Arriva la tassa sull'iPod

Tassare i lettori digitali di musica al ritmo di tre euro al giga è l'ultima trovata dei legislatori dei Paesi Bassi. Si teme l'imitazione nostrana.



[ZEUS News - www.zeusnews.it - 27-04-2005]

[foto di un iPod]

Nuove frontiere della tassazione demenziale: secondo The Register e Zdnet.nl, la fondazione Stichting Thuiskopie, grosso modo equivalente all'italiana SIAE, vuole imporre una tassa di oltre tre euro al gigabyte su tutti i lettori MP3. Un iPod da 60 gigabyte pagherebbe quindi oltre 180 euro di "equo compenso". Le trattative sono ancora aperte, secondo la Stichting Thuiskopie, ma salvo interventi dell'UE, la richiesta diverrà legge entro qualche mese.

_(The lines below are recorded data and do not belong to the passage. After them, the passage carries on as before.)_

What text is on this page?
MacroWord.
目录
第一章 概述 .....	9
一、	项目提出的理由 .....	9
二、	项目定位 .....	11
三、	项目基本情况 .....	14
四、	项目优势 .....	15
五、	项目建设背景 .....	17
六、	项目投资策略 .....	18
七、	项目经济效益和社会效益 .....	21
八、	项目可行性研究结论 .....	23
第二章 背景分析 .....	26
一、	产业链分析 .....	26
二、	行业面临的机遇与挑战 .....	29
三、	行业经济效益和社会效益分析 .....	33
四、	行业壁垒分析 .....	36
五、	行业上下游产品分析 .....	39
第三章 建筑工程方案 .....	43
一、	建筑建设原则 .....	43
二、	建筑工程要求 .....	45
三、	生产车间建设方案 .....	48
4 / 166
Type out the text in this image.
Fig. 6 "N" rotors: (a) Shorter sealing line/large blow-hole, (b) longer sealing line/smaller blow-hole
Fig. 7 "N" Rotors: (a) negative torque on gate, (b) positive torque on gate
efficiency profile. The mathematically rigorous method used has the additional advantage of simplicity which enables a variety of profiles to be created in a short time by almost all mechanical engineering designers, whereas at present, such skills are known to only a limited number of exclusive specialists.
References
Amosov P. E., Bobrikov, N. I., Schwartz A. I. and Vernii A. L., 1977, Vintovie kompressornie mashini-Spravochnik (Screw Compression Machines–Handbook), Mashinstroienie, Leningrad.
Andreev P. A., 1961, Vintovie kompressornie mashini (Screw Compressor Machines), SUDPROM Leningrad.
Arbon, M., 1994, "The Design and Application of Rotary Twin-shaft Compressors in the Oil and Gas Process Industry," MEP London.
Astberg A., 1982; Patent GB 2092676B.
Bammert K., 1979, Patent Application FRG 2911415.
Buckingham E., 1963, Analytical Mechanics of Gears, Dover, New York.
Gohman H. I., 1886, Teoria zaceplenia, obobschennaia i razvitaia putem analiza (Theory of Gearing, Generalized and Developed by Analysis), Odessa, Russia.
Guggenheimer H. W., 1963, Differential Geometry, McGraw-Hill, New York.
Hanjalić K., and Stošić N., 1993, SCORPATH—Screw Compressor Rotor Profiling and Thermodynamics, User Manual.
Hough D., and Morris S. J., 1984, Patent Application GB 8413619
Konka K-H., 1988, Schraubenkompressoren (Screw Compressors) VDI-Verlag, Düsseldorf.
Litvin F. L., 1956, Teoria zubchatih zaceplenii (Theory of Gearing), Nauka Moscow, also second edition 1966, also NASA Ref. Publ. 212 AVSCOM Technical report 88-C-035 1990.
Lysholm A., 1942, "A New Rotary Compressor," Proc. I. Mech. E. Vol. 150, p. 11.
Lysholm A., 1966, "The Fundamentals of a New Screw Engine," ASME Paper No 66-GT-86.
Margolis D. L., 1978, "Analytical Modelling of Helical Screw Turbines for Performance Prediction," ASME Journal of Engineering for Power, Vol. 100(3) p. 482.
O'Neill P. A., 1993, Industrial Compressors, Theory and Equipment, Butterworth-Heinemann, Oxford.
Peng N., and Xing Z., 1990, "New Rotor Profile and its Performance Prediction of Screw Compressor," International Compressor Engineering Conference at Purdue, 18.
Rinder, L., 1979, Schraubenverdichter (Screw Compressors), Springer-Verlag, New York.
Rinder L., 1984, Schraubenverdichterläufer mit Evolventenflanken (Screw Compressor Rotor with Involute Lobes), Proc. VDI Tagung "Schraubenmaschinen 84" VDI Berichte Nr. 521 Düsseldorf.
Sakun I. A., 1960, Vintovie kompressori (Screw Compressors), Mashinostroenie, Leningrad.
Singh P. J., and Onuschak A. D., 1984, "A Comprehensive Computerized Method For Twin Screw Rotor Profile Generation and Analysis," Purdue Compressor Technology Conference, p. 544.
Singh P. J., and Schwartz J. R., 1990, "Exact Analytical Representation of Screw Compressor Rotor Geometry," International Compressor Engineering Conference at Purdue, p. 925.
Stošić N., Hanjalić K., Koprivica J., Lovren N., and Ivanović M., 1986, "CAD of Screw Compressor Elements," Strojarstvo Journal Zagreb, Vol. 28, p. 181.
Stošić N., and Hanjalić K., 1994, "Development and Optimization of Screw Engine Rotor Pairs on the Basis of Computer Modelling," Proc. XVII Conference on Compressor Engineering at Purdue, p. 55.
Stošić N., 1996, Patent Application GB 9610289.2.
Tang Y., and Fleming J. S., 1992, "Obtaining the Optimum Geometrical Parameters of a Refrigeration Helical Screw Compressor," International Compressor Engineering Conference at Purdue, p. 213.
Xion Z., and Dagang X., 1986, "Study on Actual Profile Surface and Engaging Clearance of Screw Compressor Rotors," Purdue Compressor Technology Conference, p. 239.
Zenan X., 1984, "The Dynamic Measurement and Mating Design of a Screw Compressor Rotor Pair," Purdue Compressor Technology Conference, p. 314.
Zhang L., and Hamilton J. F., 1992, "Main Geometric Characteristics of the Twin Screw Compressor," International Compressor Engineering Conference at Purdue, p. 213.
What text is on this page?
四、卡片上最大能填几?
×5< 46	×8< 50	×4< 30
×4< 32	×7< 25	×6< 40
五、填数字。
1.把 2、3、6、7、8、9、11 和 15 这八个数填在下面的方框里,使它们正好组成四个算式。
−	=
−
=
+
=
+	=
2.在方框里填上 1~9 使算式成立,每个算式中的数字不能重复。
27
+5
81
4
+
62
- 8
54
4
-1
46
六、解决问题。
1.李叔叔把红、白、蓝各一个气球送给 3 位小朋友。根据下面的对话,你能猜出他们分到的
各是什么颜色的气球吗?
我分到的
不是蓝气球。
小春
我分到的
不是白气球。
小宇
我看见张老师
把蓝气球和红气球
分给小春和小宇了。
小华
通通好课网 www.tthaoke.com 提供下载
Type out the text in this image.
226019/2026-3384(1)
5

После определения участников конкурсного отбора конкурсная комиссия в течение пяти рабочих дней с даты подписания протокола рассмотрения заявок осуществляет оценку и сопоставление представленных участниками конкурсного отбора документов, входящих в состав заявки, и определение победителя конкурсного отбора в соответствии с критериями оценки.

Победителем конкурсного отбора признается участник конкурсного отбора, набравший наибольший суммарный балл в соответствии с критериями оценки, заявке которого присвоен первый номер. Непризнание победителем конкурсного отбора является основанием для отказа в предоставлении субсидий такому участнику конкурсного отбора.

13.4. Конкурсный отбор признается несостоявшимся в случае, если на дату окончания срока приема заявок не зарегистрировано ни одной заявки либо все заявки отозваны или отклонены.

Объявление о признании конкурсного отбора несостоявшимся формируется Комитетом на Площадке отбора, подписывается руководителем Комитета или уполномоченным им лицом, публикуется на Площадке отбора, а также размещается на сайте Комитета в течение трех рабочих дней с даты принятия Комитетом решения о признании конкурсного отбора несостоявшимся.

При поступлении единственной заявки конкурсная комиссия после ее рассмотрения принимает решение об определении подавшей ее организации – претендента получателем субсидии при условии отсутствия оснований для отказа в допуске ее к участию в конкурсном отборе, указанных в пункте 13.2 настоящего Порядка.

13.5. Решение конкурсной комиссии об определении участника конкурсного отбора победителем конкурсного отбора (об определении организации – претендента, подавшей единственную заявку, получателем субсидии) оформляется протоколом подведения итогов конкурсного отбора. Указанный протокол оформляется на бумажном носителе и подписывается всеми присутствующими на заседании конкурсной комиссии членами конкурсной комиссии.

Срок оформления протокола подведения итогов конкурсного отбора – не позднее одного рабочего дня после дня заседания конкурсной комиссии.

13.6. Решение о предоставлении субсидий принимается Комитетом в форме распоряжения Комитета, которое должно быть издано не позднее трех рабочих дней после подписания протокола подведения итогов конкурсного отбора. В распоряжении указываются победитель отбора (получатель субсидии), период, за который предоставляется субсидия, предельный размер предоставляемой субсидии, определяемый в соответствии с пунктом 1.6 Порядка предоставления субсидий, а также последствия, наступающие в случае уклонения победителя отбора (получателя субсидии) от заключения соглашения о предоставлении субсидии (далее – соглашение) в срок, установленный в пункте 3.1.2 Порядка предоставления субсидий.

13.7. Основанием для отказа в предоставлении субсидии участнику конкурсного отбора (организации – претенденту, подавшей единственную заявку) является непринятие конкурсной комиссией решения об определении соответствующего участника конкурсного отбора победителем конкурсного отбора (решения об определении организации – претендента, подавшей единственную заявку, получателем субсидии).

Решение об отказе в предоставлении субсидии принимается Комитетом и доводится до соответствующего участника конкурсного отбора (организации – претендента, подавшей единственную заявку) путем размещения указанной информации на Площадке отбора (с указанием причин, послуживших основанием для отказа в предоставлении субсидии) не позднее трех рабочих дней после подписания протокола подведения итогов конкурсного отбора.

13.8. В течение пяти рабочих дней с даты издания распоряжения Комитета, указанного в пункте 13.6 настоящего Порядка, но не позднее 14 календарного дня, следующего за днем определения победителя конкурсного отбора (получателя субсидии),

Il principio alla base di questa richiesta sarà familiare a chi ha seguito la vicenda della "tassa SIAE" sui supporti vergini, che in Italia grava già sui CD e DVD vergini, compresi quelli che usate per i vostri backup o per salvare le vostre foto digitali.

Che c'entra la SIAE con i backup o con le foto dei vostri bimbi? Niente, ovviamente. Ma questi supporti possono essere usati per memorizzare copie di musica o film piratati. Ergo, secondo la luminosa logica del tassator cortese, s'impone una tassa per compensare gli artisti (o più correttamente le case discografiche alle quali si sono venduti) della perdita economica che ne deriverebbe.

Già questa presunzione di colpevolezza è un insulto alle basi del diritto oltre che al buon senso, ma la ciliegina sulla torta è che gli iPod, in particolare, vengono usati per memorizzare tracce legalmente scaricate tramite iTunes, che sono protette da sistemi anticopia (DRM), per cui su quei brani si pagano due volte i diritti d'autore. E' una doppia tassazione, insomma.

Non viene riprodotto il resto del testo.